To calculate the correlation, we use the original dataset and create shifted datasets to calculate the correlation between then. Pandas has a function to do just that.

In [36]:
df['Sales_lag_1'] = df['Sales'].shift(1)
df['Sales_lag_2'] = df['Sales'].shift(2)
df.head()
Out[36]:
Month Sales Sales_lag_1 Sales_lag_2
0 2001-01-01 266.0 NaN NaN
1 2001-02-01 145.9 266.0 NaN
2 2001-03-01 183.1 145.9 266.0
3 2001-04-01 119.3 183.1 145.9
4 2001-05-01 180.3 119.3 183.1

We then calculate the correlation between the original time series and every lag.

In [37]:
def calculate_autocorr(data, shift):
    autocorrelation = []
    
    for s in range(1, shift):
        
        correlation = np.corrcoef(data[:-s], data[s:])[0,1]
        autocorrelation.append(correlation)
        
    return autocorrelation
In [38]:
calculate_autocorr(df['Sales'].values, 10)
Out[38]:
[0.7194822398024306,
 0.8507433352850972,
 0.7549486594101286,
 0.7988976289305707,
 0.7975335474572063,
 0.7201133465915676,
 0.7449453468917949,
 0.6634723950283556,
 0.687762132398903]
In [39]:
x = np.arange(1, 20, 1)
y = calculate_autocorr(df['Sales'].values, 20)
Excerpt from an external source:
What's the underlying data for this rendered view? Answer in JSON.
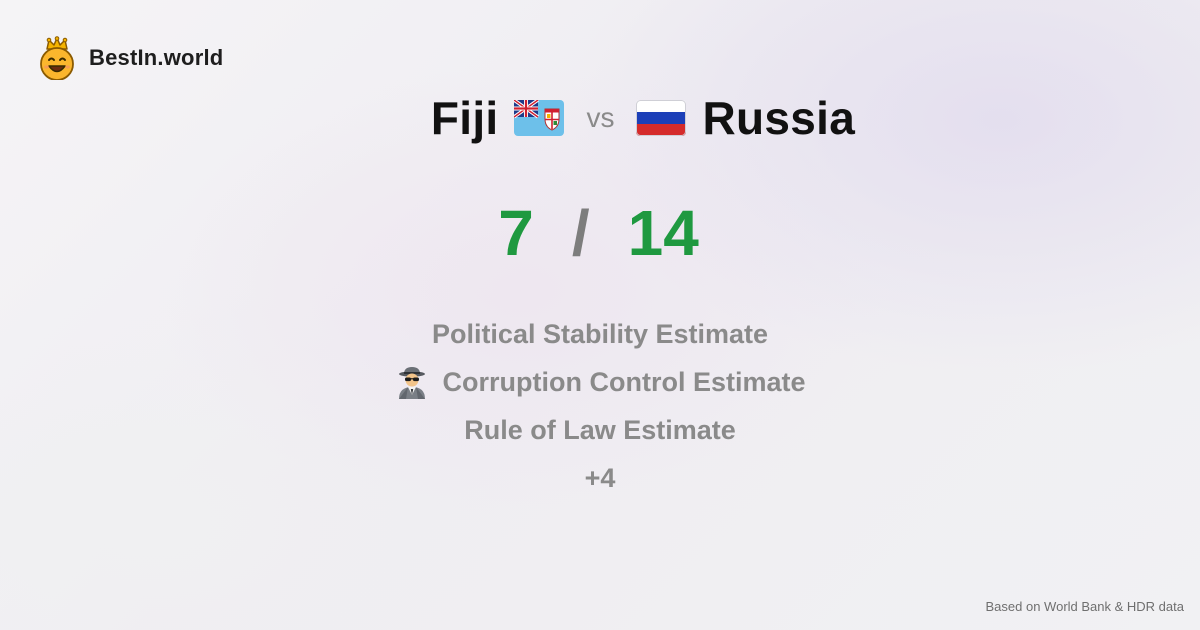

fig = go.Figure(data=go.Scatter(x=x, y=y, mode='markers'))
fig.update_layout(title_text='Autocorrelation plot',
                    template='simple_white')
fig.show()

What we can see is that with each sucessive shift, the correlation tends to decrease. We can assume that the sales of a month are reasonably similar to the sales of the next month, but the further out you get, the harder is to predict the sales. We can plot the autocorrelation of the time series with Pandas using the funciton auto_correlation_plot. Note that the autocorrelation goes from -1 to 1, being 1 strong positive autocorrelation, -1 strong negative autocorrelation and 0 no autocorrelation.

In [40]:
ax = plt.figure(figsize=(12, 6))
ax.suptitle('Autocorrelation plot', fontsize=18, x=0.25, y=0.95)
autocorrelation_plot(df['Sales'])
Out[40]:
<AxesSubplot:xlabel='Lag', ylabel='Autocorrelation'>

We can also use the Durbin-Watson statistic test for serial correlation. The Durbin-Watson statistic will lie in the 0-4 range, with a value near 2 indicating no first-order serial correlation. Positive serial correlation is associated with DW values below 2 and negative serial correlation with DW values above 2.

In [41]:
sm.stats.durbin_watson(df['Sales'].values)
Out[41]:
0.09548538187456361

The value of 0.0954 indicates that there is a strong evidence that our series has high autocorrelation.